Я улыбнулся, но ничего не ответил.

Она вздрогнула:

— Он не догадывался, что ты все знаешь, когда подкалывал тебя.

— Ты мне поможешь? — спросил я. Ее помощь была очень важна.

— Может, лучше обратиться в полицию? — серьезно спросила она.

— Нет.

— Но то, что ты планируешь… это жестоко.

— Да, — согласился я.

— И сложно, и много работы, и дорого.

— Да. Ты позвонишь один раз. Хорошо?

Она вздохнула:

— Если он перестанет вредить, наверное, ты тоже успокоишься?

— Безусловно. Но ты позвонишь?

— Я подумаю. — Она встала и забрала поднос. Джоанна не позволила помочь ей вымыть посуду, и я подошел к мольберту посмотреть, над чем она работала весь день: я почувствовал смутную тревогу, обнаружив, что это портрет моей матери за роялем.

Я все еще разглядывал портрет, когда она вернулась.

— Боюсь, что он мне не удался, — заметила она, становясь рядом. — Видимо, что-то неправильно с перспективой.

— Мать знает, что ты рисуешь ее?

— Ох, нет.

— Когда ты начала?

— Вчера днем.

Мы помолчали. Потом я сказал:

— Нет никакого смысла убеждать себя, что ты испытываешь ко мне материнские чувства.

Она вздрогнула от удивления.

— Я не хочу вторую мать, — продолжал я. — Я хочу жену.

— Я не могу… — проговорила она, и у нее перехватило дыхание.

Я отвернулся от портрета, понимая, что надавил слишком сильно и слишком рано.
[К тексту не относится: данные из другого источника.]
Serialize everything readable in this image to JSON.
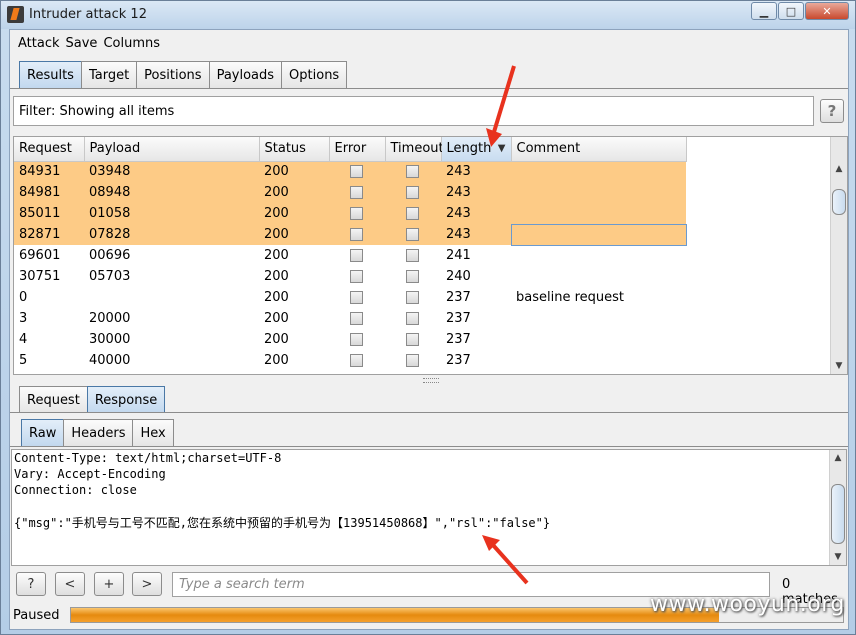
{
  "window": {
    "title": "Intruder attack 12"
  },
  "menu": [
    "Attack",
    "Save",
    "Columns"
  ],
  "main_tabs": [
    {
      "label": "Results",
      "active": true
    },
    {
      "label": "Target",
      "active": false
    },
    {
      "label": "Positions",
      "active": false
    },
    {
      "label": "Payloads",
      "active": false
    },
    {
      "label": "Options",
      "active": false
    }
  ],
  "filter": {
    "text": "Filter: Showing all items",
    "help": "?"
  },
  "table": {
    "columns": [
      "Request",
      "Payload",
      "Status",
      "Error",
      "Timeout",
      "Length",
      "Comment"
    ],
    "sorted_column": "Length",
    "rows": [
      {
        "request": "84931",
        "payload": "03948",
        "status": "200",
        "length": "243",
        "comment": "",
        "highlight": true
      },
      {
        "request": "84981",
        "payload": "08948",
        "status": "200",
        "length": "243",
        "comment": "",
        "highlight": true
      },
      {
        "request": "85011",
        "payload": "01058",
        "status": "200",
        "length": "243",
        "comment": "",
        "highlight": true
      },
      {
        "request": "82871",
        "payload": "07828",
        "status": "200",
        "length": "243",
        "comment": "",
        "highlight": true
      },
      {
        "request": "69601",
        "payload": "00696",
        "status": "200",
        "length": "241",
        "comment": "",
        "highlight": false
      },
      {
        "request": "30751",
        "payload": "05703",
        "status": "200",
        "length": "240",
        "comment": "",
        "highlight": false
      },
      {
        "request": "0",
        "payload": "",
        "status": "200",
        "length": "237",
        "comment": "baseline request",
        "highlight": false
      },
      {
        "request": "3",
        "payload": "20000",
        "status": "200",
        "length": "237",
        "comment": "",
        "highlight": false
      },
      {
        "request": "4",
        "payload": "30000",
        "status": "200",
        "length": "237",
        "comment": "",
        "highlight": false
      },
      {
        "request": "5",
        "payload": "40000",
        "status": "200",
        "length": "237",
        "comment": "",
        "highlight": false
      }
    ]
  },
  "detail_tabs": [
    {
      "label": "Request",
      "active": false
    },
    {
      "label": "Response",
      "active": true
    }
  ],
  "view_tabs": [
    {
      "label": "Raw",
      "active": true
    },
    {
      "label": "Headers",
      "active": false
    },
    {
      "label": "Hex",
      "active": false
    }
  ],
  "response": {
    "lines": [
      "Content-Type: text/html;charset=UTF-8",
      "Vary: Accept-Encoding",
      "Connection: close"
    ],
    "body": "{\"msg\":\"手机号与工号不匹配,您在系统中预留的手机号为【13951450868】\",\"rsl\":\"false\"}"
  },
  "search": {
    "help": "?",
    "prev": "<",
    "add": "+",
    "next": ">",
    "placeholder": "Type a search term",
    "matches": "0 matches"
  },
  "status": {
    "label": "Paused",
    "progress": 0.84
  },
  "watermark": "www.wooyun.org",
  "colors": {
    "highlight_row": "#fdcb86",
    "progress": "#f0960f",
    "annotation_arrow": "#e8321e"
  }
}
Джоанна взяла измазанную краской тряпку и начала стирать еще не высохшие мазки, уничтожая свою работу.

— Ты видишь слишком многое, — сказала она. — Больше, чем я понимаю сама.

Я улыбнулся, и немного спустя она тоже с усилием улыбнулась, вытерла пальцы тряпкой и повесила ее на мольберт.

— Я позвоню… Ты можешь начинать… то, что запланировал.

На следующее утро, в понедельник, я взял напрокат машину и отправился к Гранту Олдфилду.

Ночью ударил мороз, и скачки были отменены, поля и деревья сверкали свежим снегом, и я ехал в прекрасном настроении, хотя меня и ждал холодный, как нынешний день, прием.

Я оставил машину за воротами, прошел короткую дорожку и позвонил.

Мне бросилось в глаза, что медный колокольчик сиял, начищенный до блеска, и в эту минуту дверь открыла приятная молодая женщина в зеленом шерстяном платье и вопросительно посмотрела на меня.

— Я приехал… Я хотел… мм… Не могли бы вы мне сказать, где я могу найти Гранта Олдфилда?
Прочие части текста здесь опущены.